“Now please bear in mind that that pack, like the other, has just been shuffled, and that I have not touched it since. It is therefore manifestly impossible that I should know the position of any card in it. Of course, as there is already a knave of diamonds in the pack, it is just possible, though scarcely likely, that that card may have been shuffled into the seventh place. We will see.”
He counts off cards from the top of the pack on to the table, faces down, not exposing any card till he comes to the seventh, which he holds up so that all may see it. “Now, Madam, is that your card? I don’t want to know the name of it yet. It is not your card? I did not suppose it was, for the chances were over fifty to one against it, but you never can tell!”
He gathers up the cards counted off, and without disturbing their order, replaces them on the top of the pack, thereby bringing the original top card to the seventh place.
“Now please observe that I do not touch these cards again till the miracle has actually happened. I will now ask you, madam, to be good enough to name your card. The knave of diamonds, you say? That is all right. Had you taken the knave of clubs, I should have feared for the success of my experiment, for that knave always gives trouble, if he can; but the knave of diamonds is a very gentlemanly card, and I have no doubt that he will readily oblige. Now, Percy (perhaps you didn’t know his name was Percy), I want you to leave the pack you are in, and place yourself seventh in the other pack. Go at once, like a good boy. Start at the top, and go straight down. One, two, three, four, five, six, seven!
“I should think he has arrived by this time. Let us make sure first, though, whether he has really left the other pack.”

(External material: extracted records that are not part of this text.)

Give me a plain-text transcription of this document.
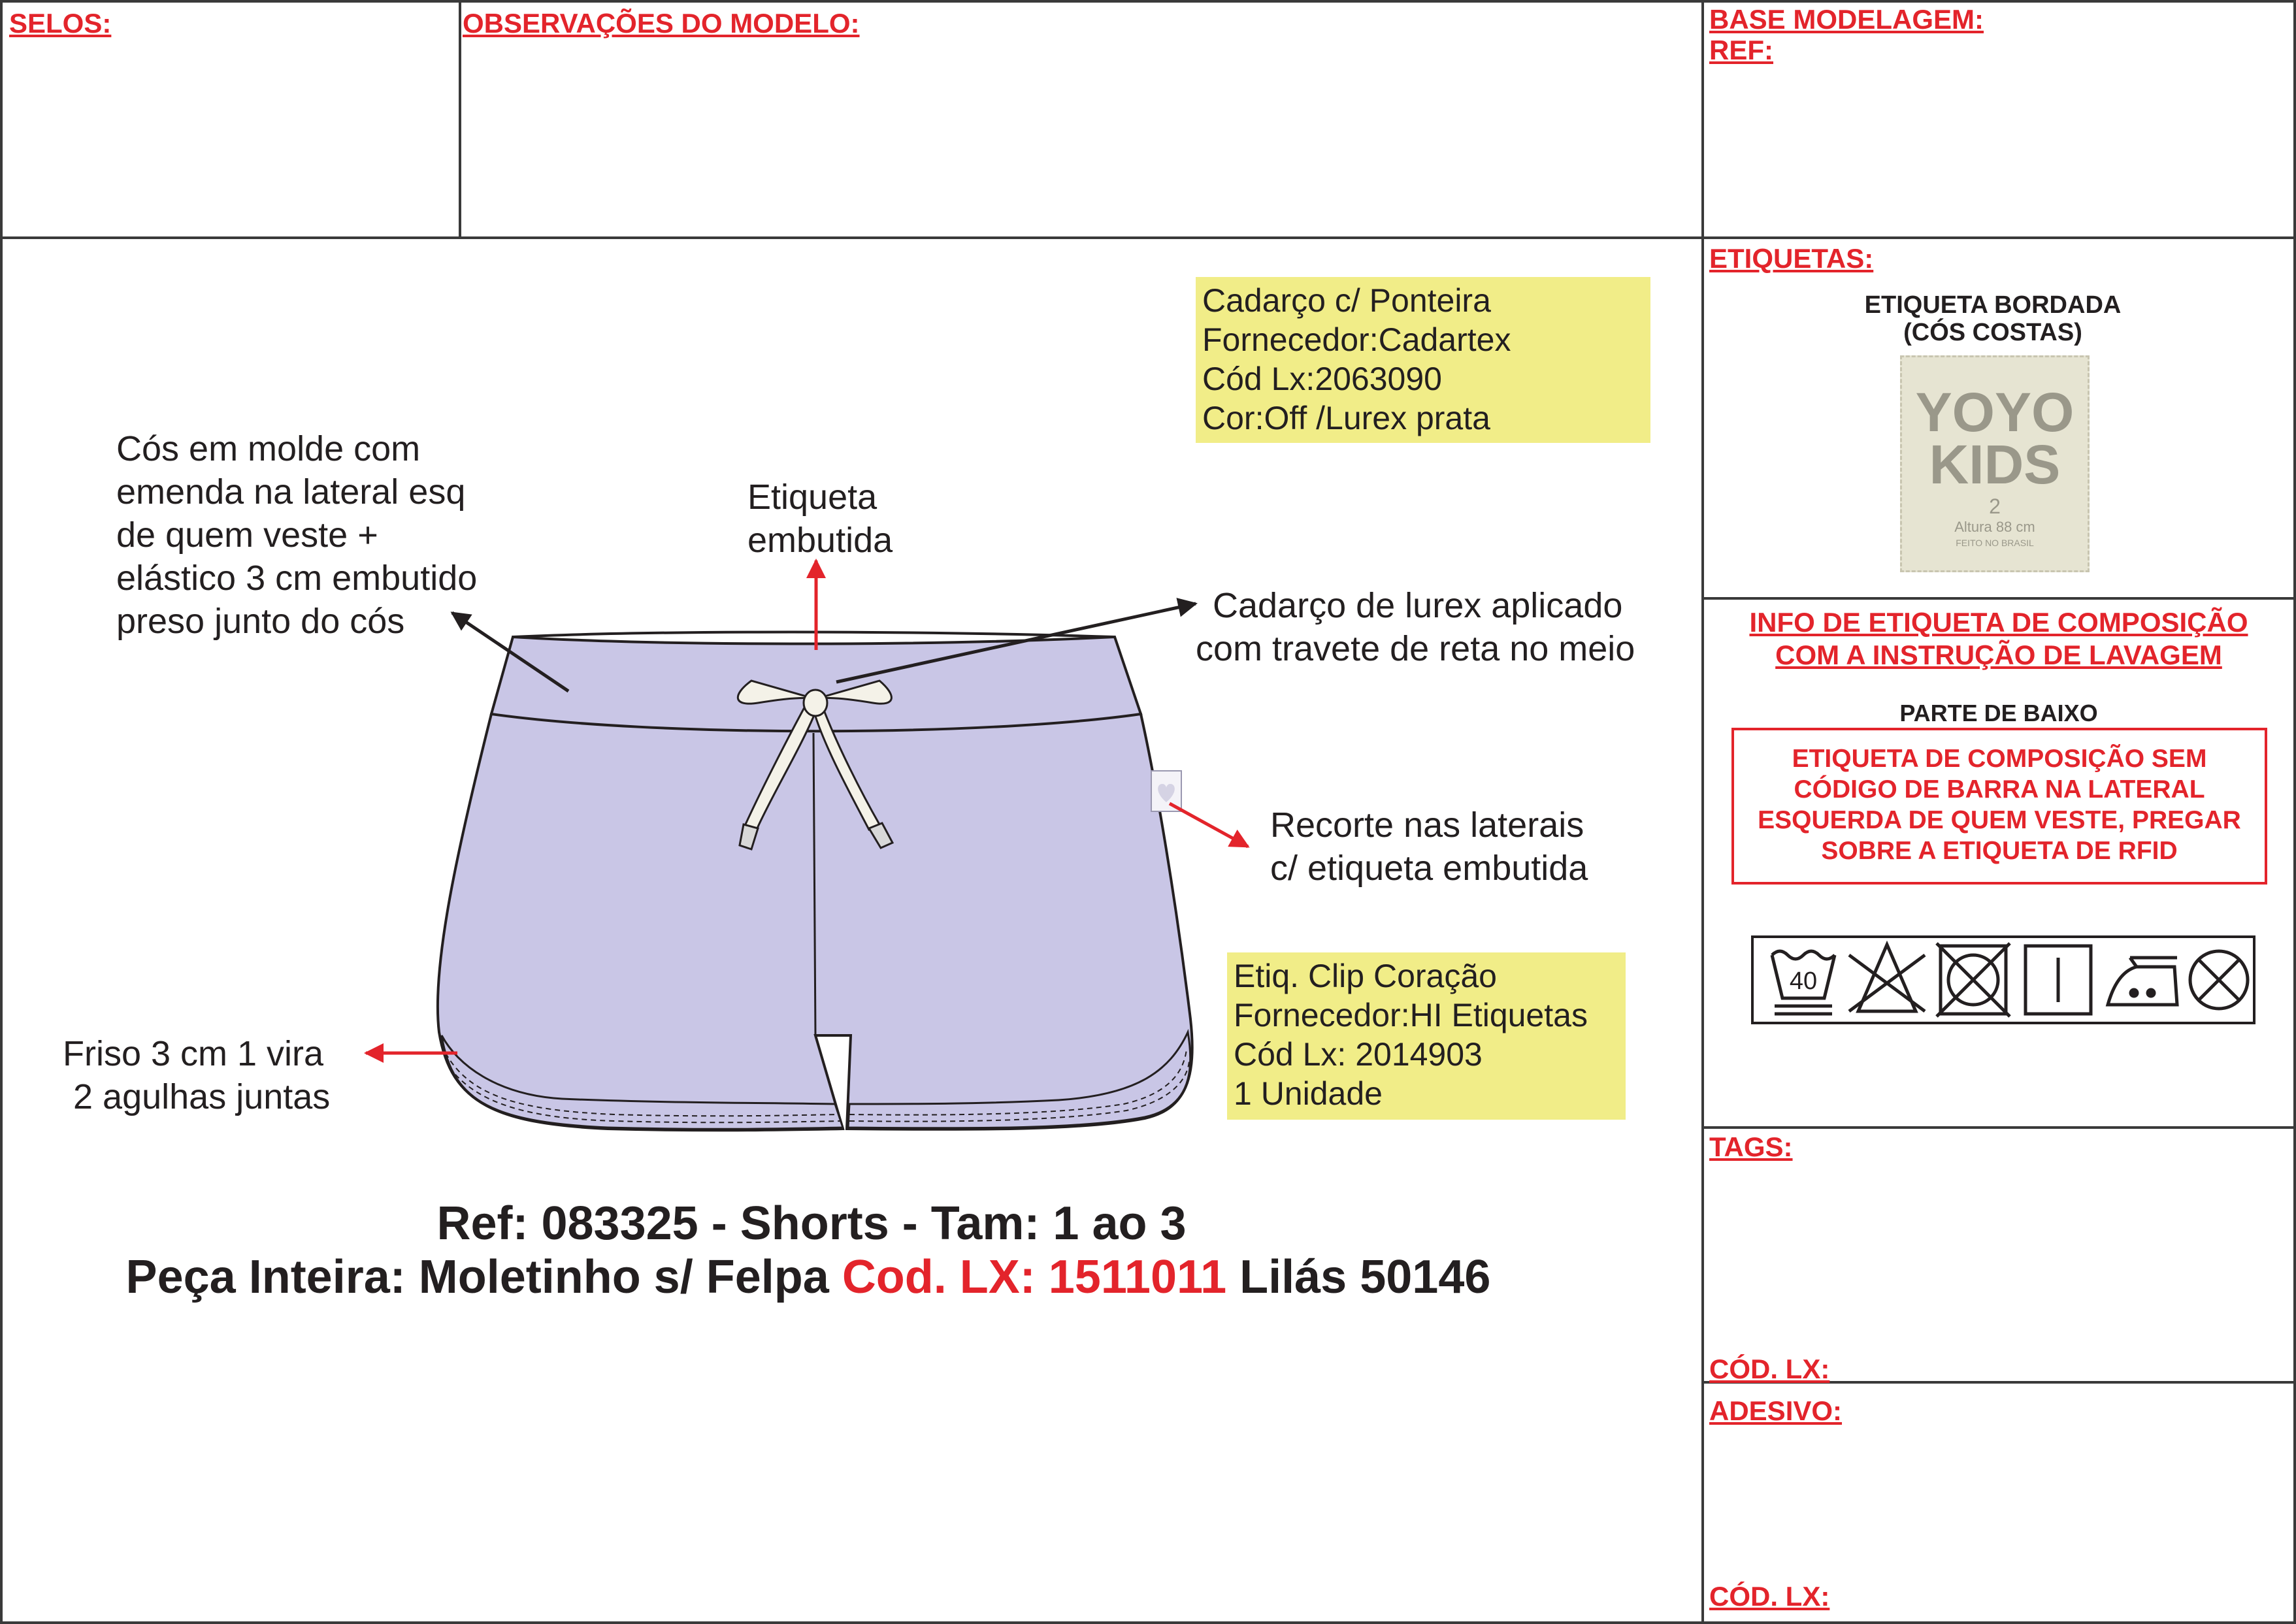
SELOS:	OBSERVAÇÕES DO MODELO:	BASE MODELAGEM:
REF:
ETIQUETAS:
TAGS:
CÓD. LX:
ADESIVO:
CÓD. LX:
ETIQUETA BORDADA
(CÓS COSTAS)
YOYO
KIDS
2
Altura 88 cm
FEITO NO BRASIL
INFO DE ETIQUETA DE COMPOSIÇÃO
COM A INSTRUÇÃO DE LAVAGEM
PARTE DE BAIXO
ETIQUETA DE COMPOSIÇÃO SEM
CÓDIGO DE BARRA NA LATERAL
ESQUERDA DE QUEM VESTE, PREGAR
SOBRE A ETIQUETA DE RFID
40
Cós em molde com
emenda na lateral esq
de quem veste +
elástico 3 cm embutido
preso junto do cós
Etiqueta
embutida
Cadarço de lurex aplicado
com travete de reta no meio
Recorte nas laterais
c/ etiqueta embutida
Friso 3 cm 1 vira
2 agulhas juntas
Cadarço c/ Ponteira
Fornecedor:Cadartex
Cód Lx:2063090
Cor:Off /Lurex prata
Etiq. Clip Coração
Fornecedor:HI Etiquetas
Cód Lx: 2014903
1 Unidade
Ref: 083325 - Shorts - Tam: 1 ao 3
Peça Inteira: Moletinho s/ Felpa Cod. LX: 1511011 Lilás 50146
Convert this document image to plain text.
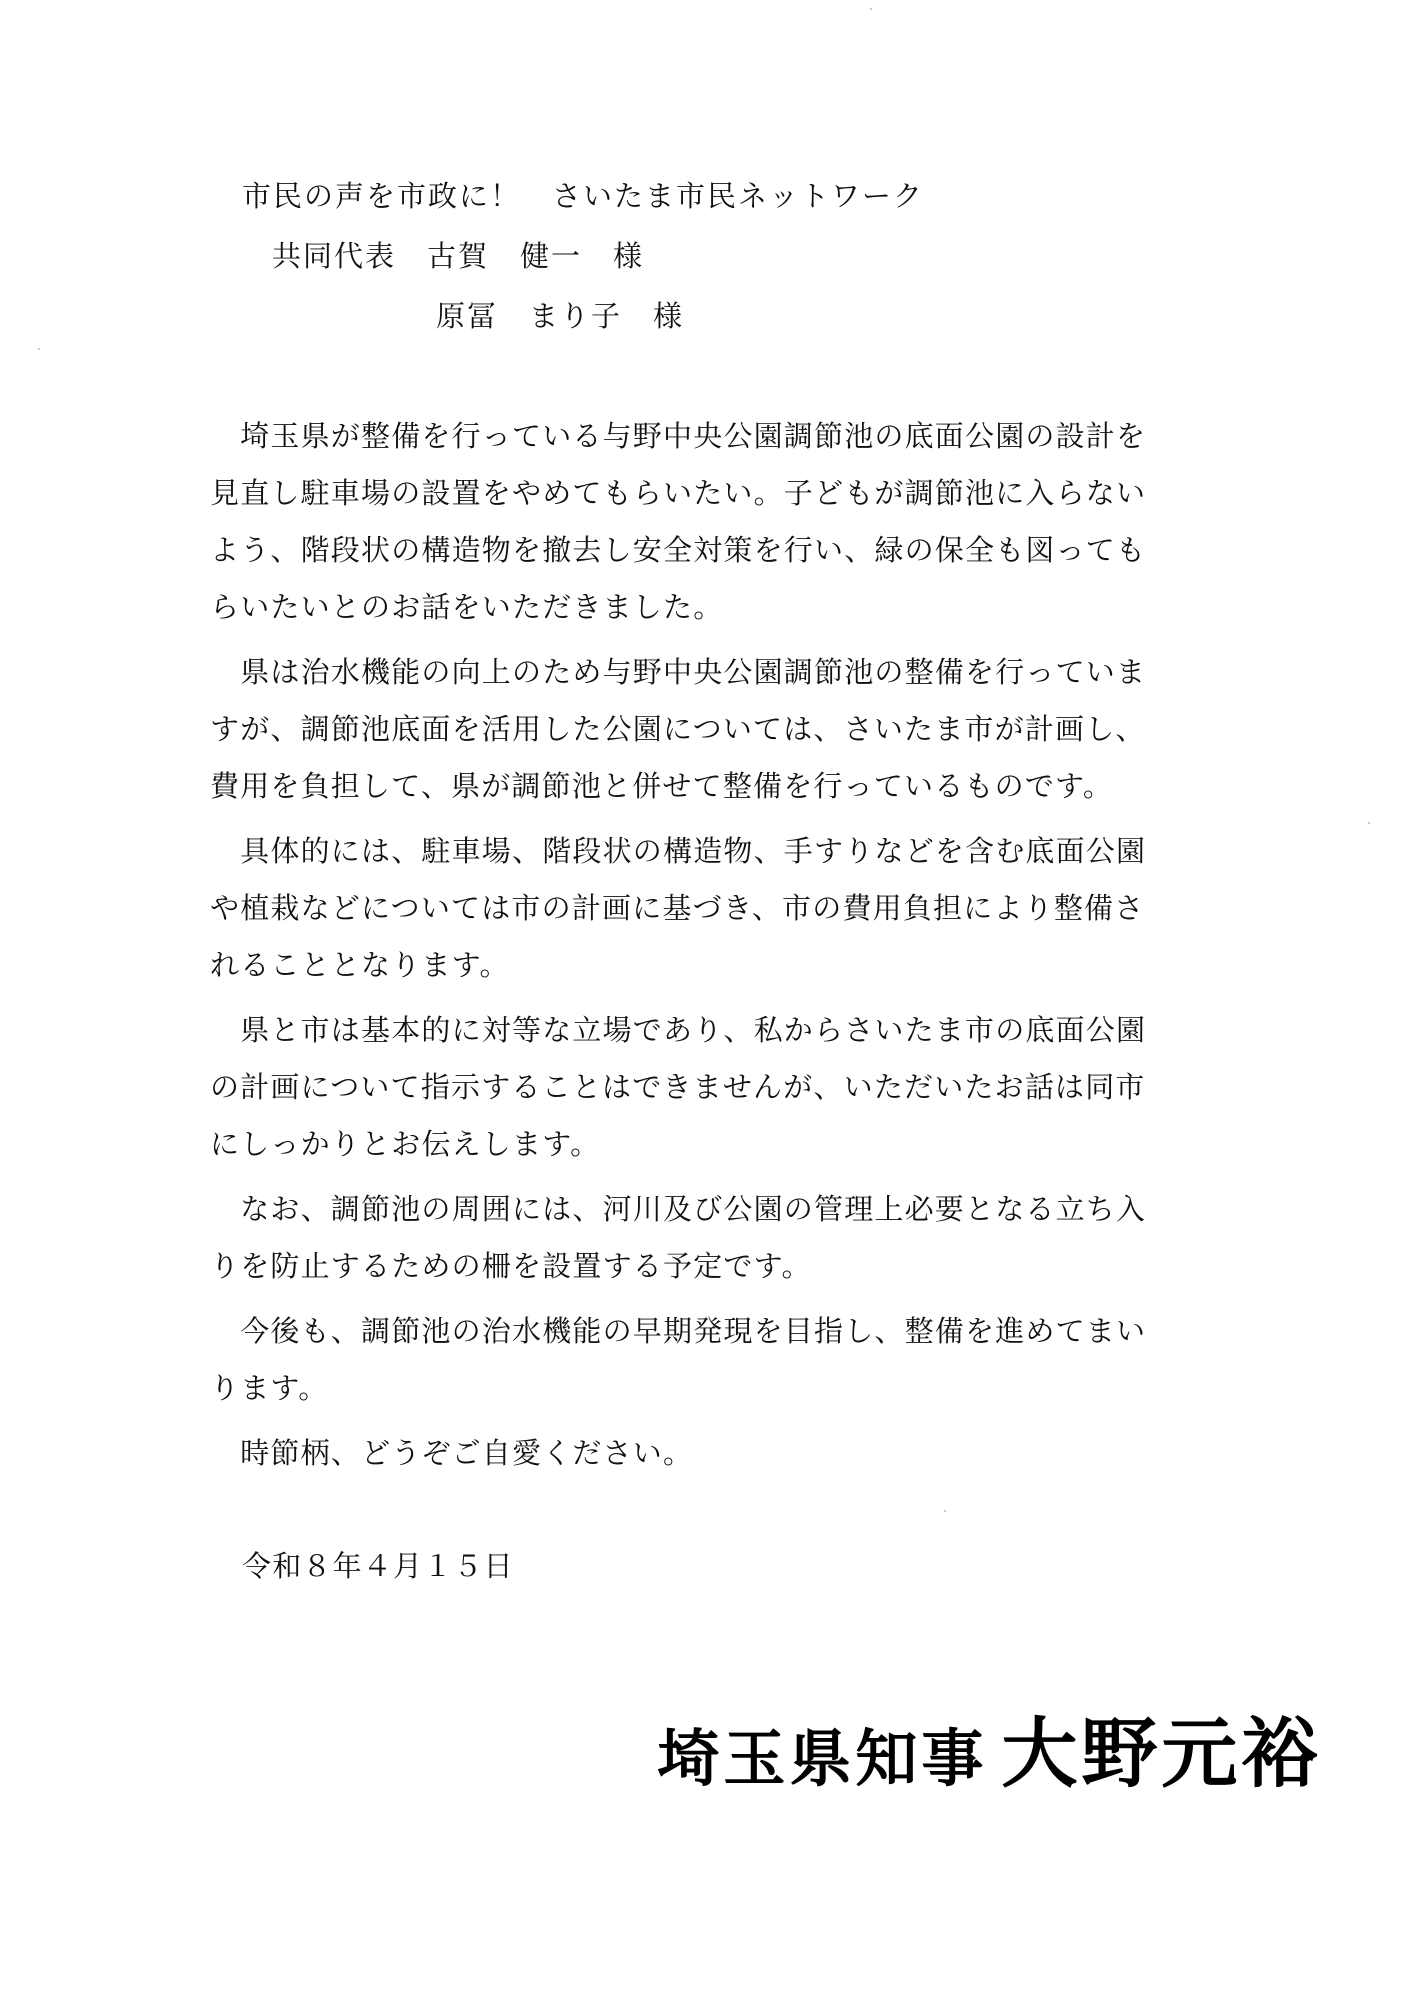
市民の声を市政に！　さいたま市民ネットワーク
共同代表　古賀　健一　様
原冨　まり子　様
　埼玉県が整備を行っている与野中央公園調節池の底面公園の設計を
見直し駐車場の設置をやめてもらいたい。子どもが調節池に入らない
よう、階段状の構造物を撤去し安全対策を行い、緑の保全も図っても
らいたいとのお話をいただきました。
　県は治水機能の向上のため与野中央公園調節池の整備を行っていま
すが、調節池底面を活用した公園については、さいたま市が計画し、
費用を負担して、県が調節池と併せて整備を行っているものです。
　具体的には、駐車場、階段状の構造物、手すりなどを含む底面公園
や植栽などについては市の計画に基づき、市の費用負担により整備さ
れることとなります。
　県と市は基本的に対等な立場であり、私からさいたま市の底面公園
の計画について指示することはできませんが、いただいたお話は同市
にしっかりとお伝えします。
　なお、調節池の周囲には、河川及び公園の管理上必要となる立ち入
りを防止するための柵を設置する予定です。
　今後も、調節池の治水機能の早期発現を目指し、整備を進めてまい
ります。
　時節柄、どうぞご自愛ください。
令和８年４月１５日

埼玉県知事 大野元裕
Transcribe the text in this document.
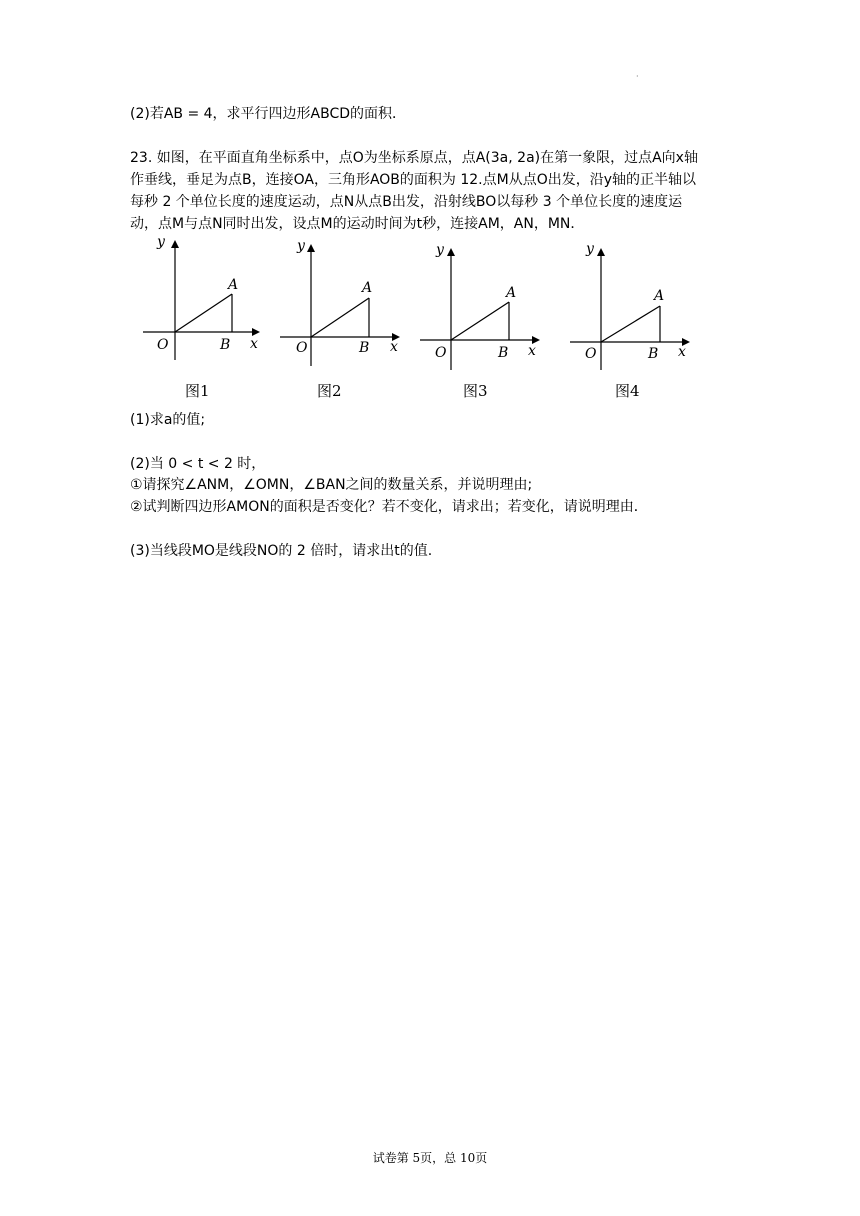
·
(2)若AB = 4，求平行四边形ABCD的面积．
23. 如图，在平面直角坐标系中，点O为坐标系原点，点A(3a, 2a)在第一象限，过点A向x轴
作垂线，垂足为点B，连接OA，三角形AOB的面积为 12.点M从点O出发，沿y轴的正半轴以
每秒 2 个单位长度的速度运动，点N从点B出发，沿射线BO以每秒 3 个单位长度的速度运
动，点M与点N同时出发，设点M的运动时间为t秒，连接AM，AN，MN．
y
x
O
A
B
图1
y
x
O
A
B
图2
y
x
O
A
B
图3
y
x
O
A
B
图4
(1)求a的值;
(2)当 0 < t < 2 时，
①请探究∠ANM，∠OMN，∠BAN之间的数量关系，并说明理由;
②试判断四边形AMON的面积是否变化？若不变化，请求出；若变化，请说明理由．
(3)当线段MO是线段NO的 2 倍时，请求出t的值.
试卷第 5页，总 10页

Picking up pack A, he counts the cards slowly, not looking at them himself, but showing the face of each before laying it on the table. “Stop me, please, if you see the knave of diamonds.” He counts, “one, two, three, four,” and so on to the end. “Fifty-one cards only! Then there is one card missing, and as you have not seen the knave of diamonds, and as all the other cards are here, it is plain that it is he who has left the pack. We have still to find out whether he has obeyed orders, and gone over to the other pack. You wished him to place himself seventh, I think. I won’t touch the cards myself. Will some gentleman come forward, and count them off for me?” (This is done.) “The seventh card is really the knave of diamonds, is it not?
“But, you may say, this might be the knave properly belonging to this pack. Please look through the pack, sir, and if there has been no deception you will find the proper knave in some other part of it. You have found the other knave? Then you will admit that that proves clearly that this first one is the identical card the lady drew.”[3]
It would be easy to give other combinations dependent on the use of the adhesive principle, but these may safely be left to the ingenuity of the reader. If the face, instead of the back, of a given card be treated with the adhesive, that card will itself disappear from the pack. By due adjustment two adhering cards may (the one slightly overlapping the other) be made to form a temporary long or wide card.
[3] A somewhat more elaborate trick of mine on the same principle (The Elusive Card) will be found described in the Magazine of Magic, Vol. II, pp. 13, 47.